- Born: West Germany
- Occupation: Programmer
- Known for: Computer security hacking
- Website: https://thewilyhacker.de

= Markus Hess =

Late 1980s computer hacker

Markus Hess is a German hacker and spy who was active in the 1980s. Alongside Dirk Brzezinski and Peter Carl, Hess hacked into networks of military and industrial computers based in the United States, Europe and East Asia, and sold the information to the Soviet KGB for US$54,000. During his time working for the KGB, Hess is estimated to have broken into 400 U.S. military computers. The hacked material included "sensitive semiconductor, satellite, space, and aircraft technologies".

== Lawrence Berkeley Laboratory ==
Hess's hacking activities were discovered in 1986 by Clifford Stoll, an astronomer turned system administrator of the computer center of the Lawrence Berkeley Laboratory (LBL) in California. Stoll's first job duty was to track a 75-cent accounting error in the LBL system. Early in his investigation, Stoll discovered that the LBL computer system was compromised and that the hacker had obtained root, or system privileges, a security compromise far more important than the accounting error. Stoll eventually discovered how the hacker had broken in and identified the hacker's activities on the system. LBL management considered attempting to seal off the system from this hacker, but Stoll and his colleagues convinced LBL's management that this would not be effective. Ultimately, they installed a honeypot to ensnare the hacker.

=== Getting in ===
With support from Dirk Brzezinski and Peter Karl, Hess' initial activities started at the University of Bremen in West Germany through the West German Datex-P network via satellite link or transatlantic cable to the Tymnet International Gateway. Tymnet was a "gateway" service that a user called into that routed them to any one of a number of computer systems that also used the service. Tymnet was one of a number of services available that provided local telephone numbers, where directly accessing the computer would have been a long-distance call. Users normally used packet switching services like Tymnet for their lower costs. Once he accessed Tymnet, Hess branched out to the Jet Propulsion Laboratory in Pasadena, California, and to the Tymnet Switching System. It was through this switching system that he accessed the LBL computers.

Hess was able to attack 400 U.S. military computers by using LBL to "piggyback" to ARPANET and MILNET. ARPANET was a civilian wide area network created by the Department of Defense, which would later become what is now known as the Internet.

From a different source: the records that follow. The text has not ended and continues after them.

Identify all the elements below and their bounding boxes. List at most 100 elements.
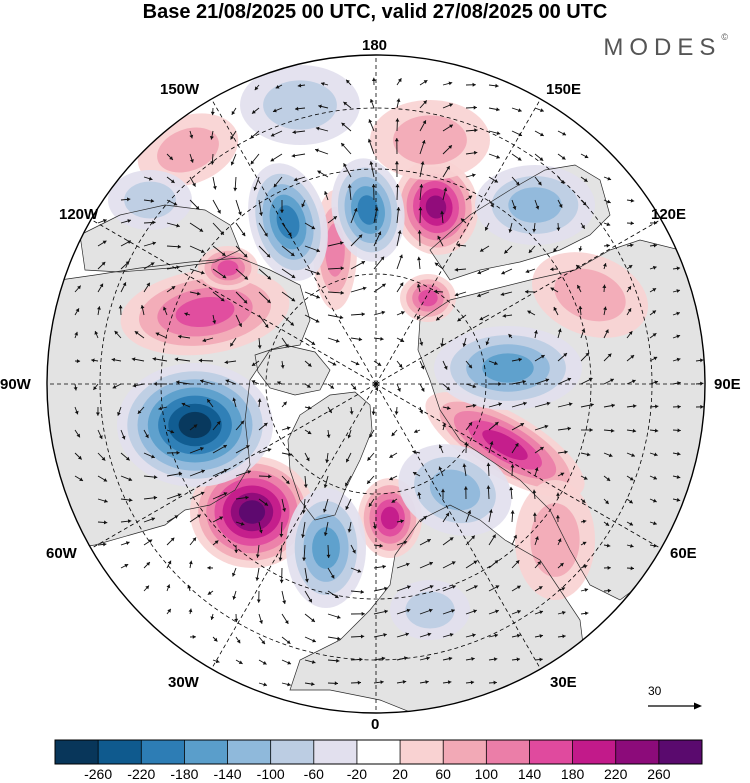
wind-arrow: [350, 360, 360, 366]
wind-arrow: [580, 199, 587, 206]
wind-arrow: [251, 107, 260, 114]
wind-arrow: [277, 381, 283, 385]
wind-arrow: [199, 379, 214, 385]
meridian-60: [375, 383, 662, 549]
wind-arrow: [257, 398, 262, 408]
wind-arrow: [649, 404, 659, 409]
wind-arrow: [442, 656, 453, 661]
wind-arrow: [97, 452, 106, 461]
wind-arrow: [281, 337, 289, 348]
wind-arrow: [442, 423, 446, 431]
wind-arrow: [412, 471, 421, 477]
wind-arrow: [350, 312, 365, 317]
wind-arrow: [212, 314, 217, 324]
wind-arrow: [155, 332, 168, 339]
wind-arrow: [97, 429, 103, 440]
wind-arrow: [118, 305, 123, 316]
wind-arrow: [437, 235, 444, 247]
wind-arrow: [396, 540, 408, 546]
wind-arrow: [153, 381, 168, 386]
wind-arrow: [255, 544, 260, 558]
wind-arrow: [189, 514, 202, 523]
wind-arrow: [580, 403, 594, 408]
wind-arrow: [556, 492, 560, 499]
wind-arrow: [95, 406, 100, 416]
lon-label-60e: 60E: [670, 545, 697, 562]
wind-arrow: [74, 452, 83, 460]
colorbar-swatch: [356, 740, 401, 764]
wind-arrow: [441, 488, 445, 499]
wind-arrow: [511, 442, 519, 454]
wind-arrow: [318, 104, 329, 109]
wind-arrow: [396, 656, 408, 661]
wind-arrow: [672, 289, 681, 293]
wind-arrow: [73, 383, 78, 391]
wind-arrow: [368, 119, 375, 132]
wind-arrow: [340, 142, 352, 155]
wind-arrow: [258, 245, 271, 258]
wind-arrow: [212, 176, 217, 190]
wind-arrow: [166, 285, 176, 293]
wind-arrow: [350, 611, 365, 616]
wind-arrow: [304, 405, 312, 410]
meridian-210: [211, 98, 377, 385]
wind-arrow: [672, 475, 681, 479]
wind-arrow: [323, 498, 329, 513]
wind-arrow: [534, 107, 544, 113]
wind-arrow: [603, 199, 611, 204]
wind-arrow: [465, 560, 478, 569]
wind-arrow: [235, 636, 241, 644]
wind-arrow: [166, 515, 179, 523]
wind-arrow: [341, 122, 352, 132]
wind-arrow: [626, 198, 635, 203]
anomaly-pos-laptev: [400, 274, 456, 322]
colorbar-swatch: [184, 740, 228, 764]
wind-arrow: [442, 124, 454, 132]
wind-arrow: [350, 286, 367, 293]
wind-arrow: [350, 680, 362, 685]
wind-arrow: [626, 475, 634, 481]
wind-arrow: [488, 633, 499, 638]
lon-label-150w: 150W: [160, 81, 200, 98]
wind-arrow: [212, 444, 228, 454]
wind-arrow: [132, 383, 145, 388]
wind-arrow: [166, 537, 175, 546]
wind-arrow: [603, 243, 610, 248]
wind-arrow: [396, 311, 405, 316]
wind-arrow: [189, 491, 205, 500]
anomaly-neg-eastsib: [331, 158, 405, 262]
wind-arrow: [442, 383, 451, 391]
wind-arrow: [345, 498, 352, 510]
wind-arrow: [229, 337, 237, 347]
wind-arrow: [256, 590, 261, 603]
colorbar-tick-label: -180: [170, 766, 199, 782]
wind-arrow: [258, 199, 263, 216]
colorbar-swatch: [529, 740, 573, 764]
wind-arrow: [511, 107, 522, 113]
wind-arrow: [97, 306, 101, 316]
wind-arrow: [253, 176, 260, 191]
wind-arrow: [510, 510, 515, 523]
wind-arrow: [556, 222, 561, 231]
wind-arrow: [603, 222, 611, 227]
wind-arrow: [143, 220, 156, 225]
wind-arrow: [212, 245, 226, 257]
lon-label-90w: 90W: [0, 376, 31, 393]
wind-arrow: [281, 636, 291, 645]
meridian-30: [375, 383, 541, 670]
wind-arrow: [580, 328, 586, 339]
wind-arrow: [454, 291, 467, 297]
wind-arrow: [580, 564, 588, 569]
coastline-greenland: [287, 391, 373, 521]
wind-arrow: [281, 245, 295, 257]
wind-arrow: [369, 98, 375, 109]
wind-arrow: [534, 561, 542, 569]
wind-arrow: [419, 337, 424, 346]
wind-arrow: [350, 207, 358, 224]
anomaly-neg-aleut: [108, 170, 192, 230]
wind-arrow: [212, 492, 228, 500]
wind-arrow: [235, 470, 252, 477]
wind-arrow: [345, 79, 352, 86]
wind-arrow: [534, 153, 544, 162]
lon-label-120w: 120W: [59, 206, 99, 223]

MILNET was its military counterpart.

=== Targets ===
The facilities that Hess breached included:
- SRI International – Menlo Park, California, U.S.
- U.S. Army Darcom – Seckenheim, West Germany
- Fort Buckner, Camp Foster – Okinawa Prefecture, Japan
- U.S. Army 24th Infantry – Fort Stewart, Georgia, U.S.
- U.S. Navy Coastal Systems Computer – Panama City, Florida, U.S.
- U.S. Air Force – Ramstein Air Base, West Germany
- Massachusetts Institute of Technology MX Computer, Cambridge, Massachusetts, U.S.
- OPTIMIS Database – The Pentagon, U.S.
- United States Air Force Systems Command – El Segundo, California, U.S.
- Anniston Army Depot – Anniston, Alabama, U.S.

=== Tracking Hess and his capture ===
Stoll, with the help of local authorities, traced the call to a Tymnet switch in Oakland, California. Because the call came from Oakland rather than Berkeley, it was obvious that the hacker was not working local to the university. Tymnet officials helped LBL trace the various calls, even though the hacker attempted to conceal their origin. Enlisting the aid of AT&T and the Federal Bureau of Investigation (FBI), Stoll eventually determined that the calls were being "piggybacked" across the United States, but originated from the West German city of Hanover.

Stoll trapped Hess by creating records of a bogus military project conducted on LBL computers; according to The Cuckoo's Egg, he and his girlfriend conceived this plan while showering, giving it the unofficial name of "Operation Showerhead". While the bogus information was convincing, the primary goal was simply to keep the hacker connected long enough to trace his connection, and with the hope that the hacker might send a written request for further information listed as available in hard copy. This simple technique worked: a request for the additional information was received from a Pittsburgh, Pennsylvania address.

At the time, this type of hacking was unheard of, and it was a considerable challenge to get the cooperation of the FBI and the West German government. Eventually, the West German authorities were able to break in and arrest Hess. Hess went to trial in 1990, and Stoll testified against him. Hess was found guilty of espionage and was given a 20-month suspended sentence.

== Literature and films ==
After Hess's capture, Stoll wrote about his efforts to track and locate Hess in the technical paper "Stalking the Wily Hacker" for the journal Communications of the ACM and the book The Cuckoo's Egg for the general public. The Cuckoo's Egg was adapted into a 1990 Nova episode "The KGB, The Computer, and Me".

"23", a semi-fictional 1998 German movie about the incident, merges Hess with other involved hackers into a single character, David.